Saviez-vous que Maria Casarès et Albert Camus ont correspondu durant douze années ? Pas moins de 865 lettres ont été postées entre 1944 et 1959. William Churchill et son épouse Clémentine, s’écriront plus de 1700 missives, télégrammes et notes personnelles entre 1908 et 1964. Victor Hugo et Juliette Drouet, Simone de Beauvoir et Jean-Paul Sartre, Lou et Guillaume Apollinaire, Virginia Woolf et Vita Sackville-West mais aussi Jean Cocteau et Jean Marais, consacreront une grande partie de leur temps, à l’écriture de mots doux. Toutes ces correspondances témoignent d’un amour étourdissant et d’une complémentarité entre ces personnages si exceptionnels. Mais les sentiments amoureux ne sont pas toujours à l’origine d’échanges épistolaires. Prenons l’exemple d’Alain-Fournier, écrivain, Jacques Rivière, homme de lettres et directeur de La Nouvelle Revue française, et André Lhote, peintre. Voilà un trio épistoliers réunis autour d’une même passion commune : l’art. André Gorz, journaliste et philosophe, rédigea une lettre de 74 pages à Doreen. Un résumé d’une vie de partage et de confiance. Et puis, il y a celles écrites à titre posthume. Pierre Bergé à Yves Saint Laurent, Brenda Schmitz à David, son époux, qui fit pleurer l’Amérique. La liste est longue et les bonnes raisons d’écrire sont multiples.

Je suis Cory, pour d’autres Bigoudi. Deux surnoms pour cacher un prénom romanesque, cité dans la comédie humaine d’Honoré de Balzac. L’héroïne, de second rôle, tombe amoureuse d’un jeune provincial épris de gloire littéraire. Elle, courtisane et comédienne, accepte de vivre misérablement aux côtés de ce grimaud avant de connaître une tragique coda. Aussi étrange que cela puisse paraître, je me sens en résonance avec son destin. Je guerroie pour ne pas connaître les mêmes vicissitudes et me téléporter dans des mondes virtuels me promet répit. Subir l’attraction terrestre est un bonheur lorsque je piétine les campagnes, les bois, les berges et les rivages, mais dès qu’il s’agit de côtoyer l’humain, tout me parait plus théâtral.
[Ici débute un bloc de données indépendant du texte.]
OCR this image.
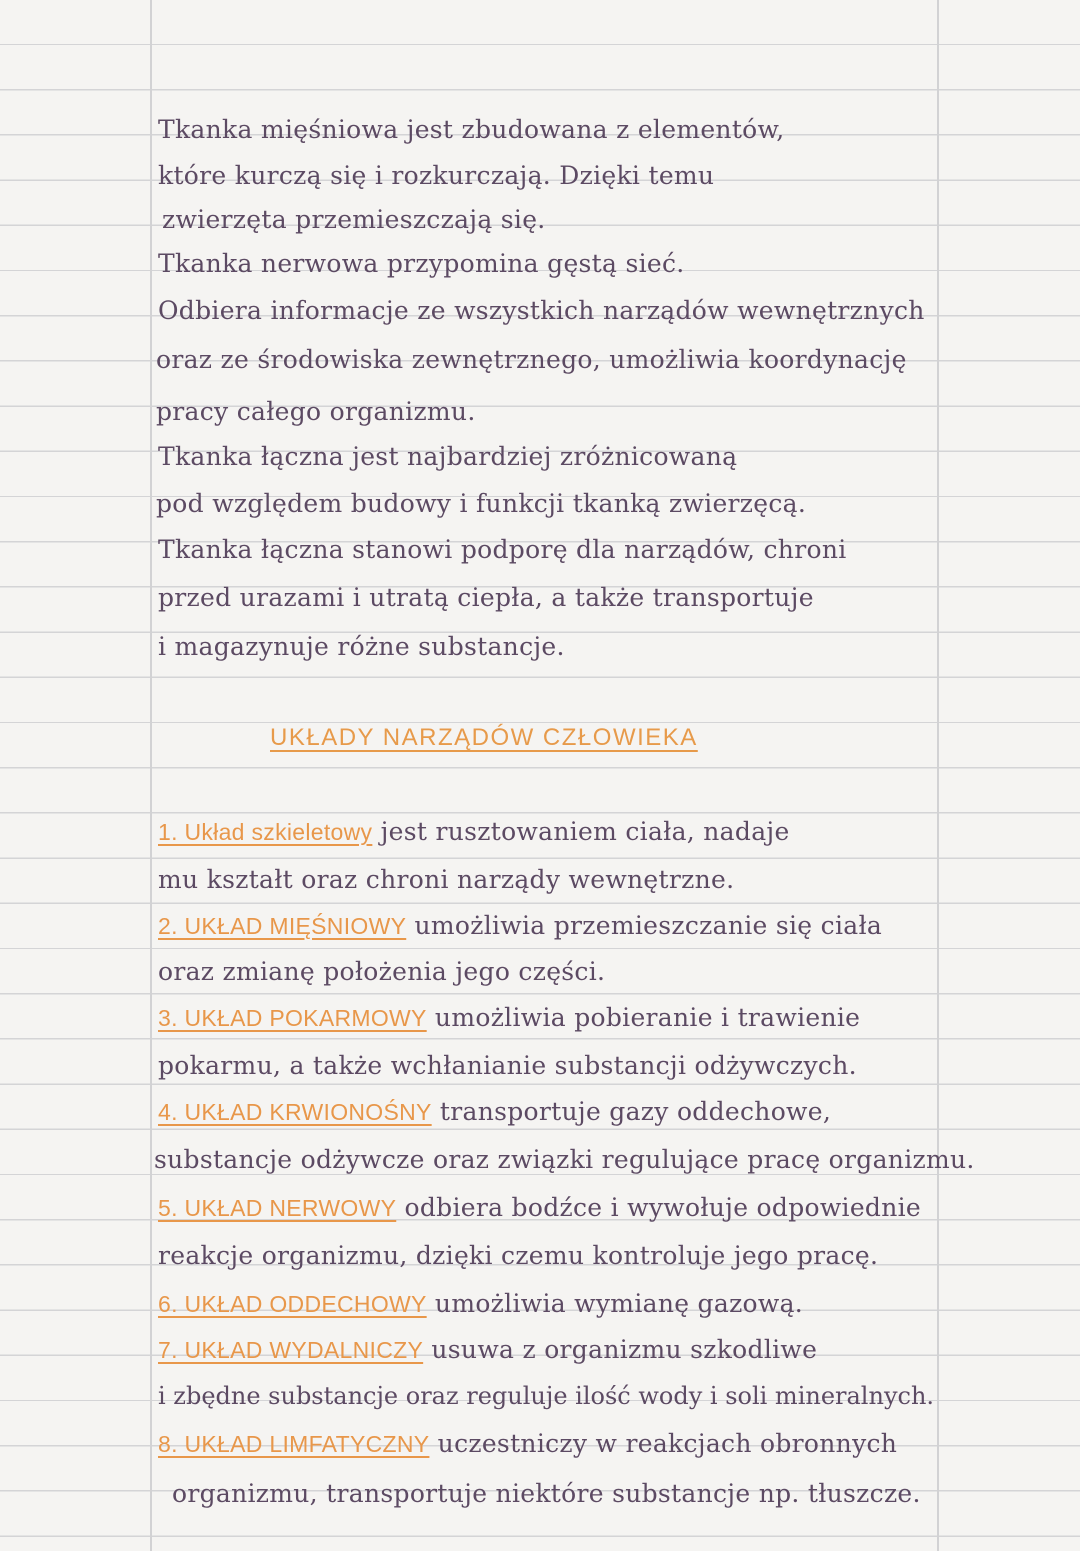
Tkanka mięśniowa jest zbudowana z elementów,
które kurczą się i rozkurczają. Dzięki temu
zwierzęta przemieszczają się.
Tkanka nerwowa przypomina gęstą sieć.
Odbiera informacje ze wszystkich narządów wewnętrznych
oraz ze środowiska zewnętrznego, umożliwia koordynację
pracy całego organizmu.
Tkanka łączna jest najbardziej zróżnicowaną
pod względem budowy i funkcji tkanką zwierzęcą.
Tkanka łączna stanowi podporę dla narządów, chroni
przed urazami i utratą ciepła, a także transportuje
i magazynuje różne substancje.
UKŁADY NARZĄDÓW CZŁOWIEKA
1. Układ szkieletowy jest rusztowaniem ciała, nadaje
mu kształt oraz chroni narządy wewnętrzne.
2. UKŁAD MIĘŚNIOWY umożliwia przemieszczanie się ciała
oraz zmianę położenia jego części.
3. UKŁAD POKARMOWY umożliwia pobieranie i trawienie
pokarmu, a także wchłanianie substancji odżywczych.
4. UKŁAD KRWIONOŚNY transportuje gazy oddechowe,
substancje odżywcze oraz związki regulujące pracę organizmu.
5. UKŁAD NERWOWY odbiera bodźce i wywołuje odpowiednie
reakcje organizmu, dzięki czemu kontroluje jego pracę.
6. UKŁAD ODDECHOWY umożliwia wymianę gazową.
7. UKŁAD WYDALNICZY usuwa z organizmu szkodliwe
i zbędne substancje oraz reguluje ilość wody i soli mineralnych.
8. UKŁAD LIMFATYCZNY uczestniczy w reakcjach obronnych
organizmu, transportuje niektóre substancje np. tłuszcze.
Rien n’est moins sûr qu’un sourire. Non ?

J’ai pesé le pour et le contre de déposer sur papier les mots de la colère, de l’incompréhension, des doutes mais aussi des petits bonheurs. J’ai mesuré mes chances et réfléchi à l’échec. Et je suis arrivée à me convaincre, qu’écrire serait un moyen additionnel de me guérir de cette dyslexie, pesante et infirmative. Surpris de lire que je suis victime d’un handicap tordu, qui m’oblige à négliger les chiffres pour apprendre l’orthographe de tous les mots ? Abasourdi de lire qu’il me faille user de stratagèmes pour ne pas être la risée discrète ou pas, de ceux que je considère chanceux de ne pas avoir à se cacher d’une anomalie ?

Désormais, vous comprendrez mon choix du format épistolaire. Les missives sont de courts échanges aux récits fictifs ou authentiques et discontinus, me permettant de souffler et de me renouveler. Le journal intime est une distraction vouée à ne pas être partagée. Les quelques entorses à mes règles existent que pour ne pas me sentir trop rigide et me rappeler que je ne peux pas passer mon temps à rêver trop vite et trop fort. Partager, exige quelques autocensures. Quant au choix de l’anonymat, j’ai pensé qu’il me préserverait des jugements si l’élu était original mais appliqué, combattant mais loyal, couronné mais servile, vigoureux mais délicat, moraliste mais libéral, bienveillant mais facétieux. Bref, qu’il soit un adversaire garant de mon audace, de ma maladresse et de mon élucubration. Qu’il soit tantôt un Batman (héros), tantôt un Joker (antihéros), un inconnu plutôt qu’une connaissance.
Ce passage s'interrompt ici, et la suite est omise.